Jul 30Should All Breaches Be Equal under the Law?
Australia’s ADMA Head Says Breaches Should Only be Reported if Consumers’ Personal Information is at Risk
Catch of the Day, an Australian online shopping site, recently reported a breach that happened three years ago. And, in the same virtual breath, the company said there was no risk to consumers.
So, if there were no risk to consumers, was it necessary to report the breach at all? That’s the point that Jodie Sangster, head of Australia’s Association for Data-driven Marketing and Advertising (ADMA), is making in an article by Kirsten Robb on startupsmart.com (link to article).
Sangster warns against mandatory reporting when consumers’ data is not in danger of being compromised. “On the question of whether or not ADMA supports mandatory reporting, the position we take is, if it’s going to be mandatory, we need to set a sensible benchmark. If you set the threshold too low, consumers may be unnecessarily alarmed if they are not at risk.”
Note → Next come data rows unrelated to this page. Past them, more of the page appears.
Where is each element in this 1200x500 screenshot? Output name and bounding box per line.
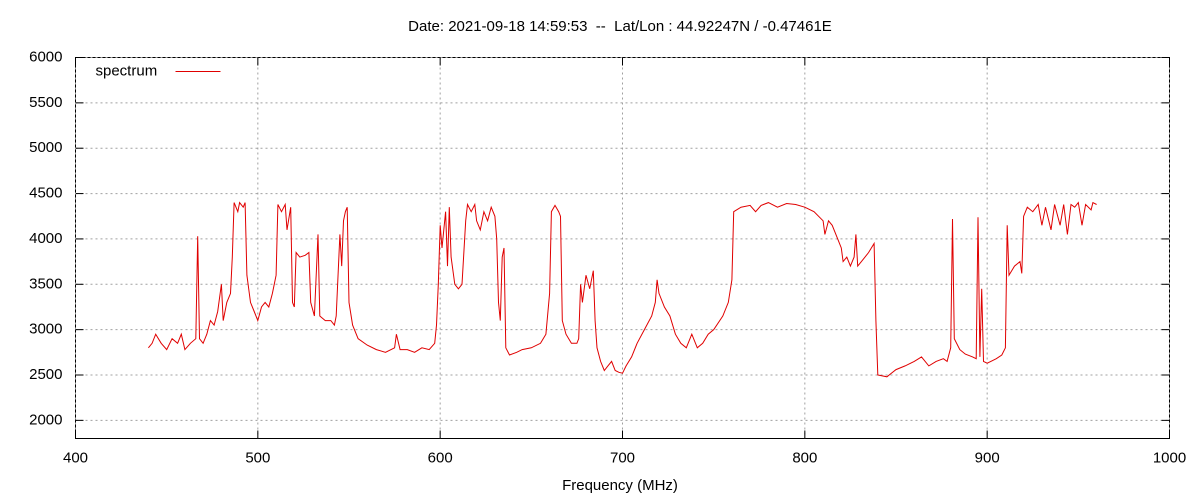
y-tick-label: 6000 (29, 48, 62, 65)
x-tick-label: 800 (792, 449, 817, 466)
x-tick-label: 600 (428, 449, 453, 466)
y-tick-label: 2000 (29, 411, 62, 428)
y-tick-label: 5000 (29, 139, 62, 156)
x-tick-label: 1000 (1153, 449, 1186, 466)
chart-title: Date: 2021-09-18 14:59:53 -- Lat/Lon : 4… (408, 18, 832, 35)
y-tick-label: 3000 (29, 321, 62, 338)
x-axis-label: Frequency (MHz) (562, 477, 678, 494)
y-tick-label: 4500 (29, 185, 62, 202)
legend-label: spectrum (96, 62, 158, 79)
data-line (148, 201, 1097, 378)
x-tick-label: 700 (610, 449, 635, 466)
x-tick-label: 400 (63, 449, 88, 466)
x-tick-label: 900 (975, 449, 1000, 466)
y-tick-label: 5500 (29, 94, 62, 111)
y-tick-label: 2500 (29, 366, 62, 383)
y-tick-label: 4000 (29, 230, 62, 247)
x-tick-label: 500 (245, 449, 270, 466)
y-tick-label: 3500 (29, 275, 62, 292)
According to Sangster even accidently “cc-ing” email addresses in an email – rather than “bcc-ing” them – could be considered a data breach. And, reporting such small data breaches would dilute the meaning of a warning in the event of a serious breach. Additionally, she notes that reporting every possible breach leads to a lot of unnecessary red tape.
Observes Sangster, “Are there daily data breaches happening? Probably not. Are there incidences where companies need to tighten security? Absolutely.”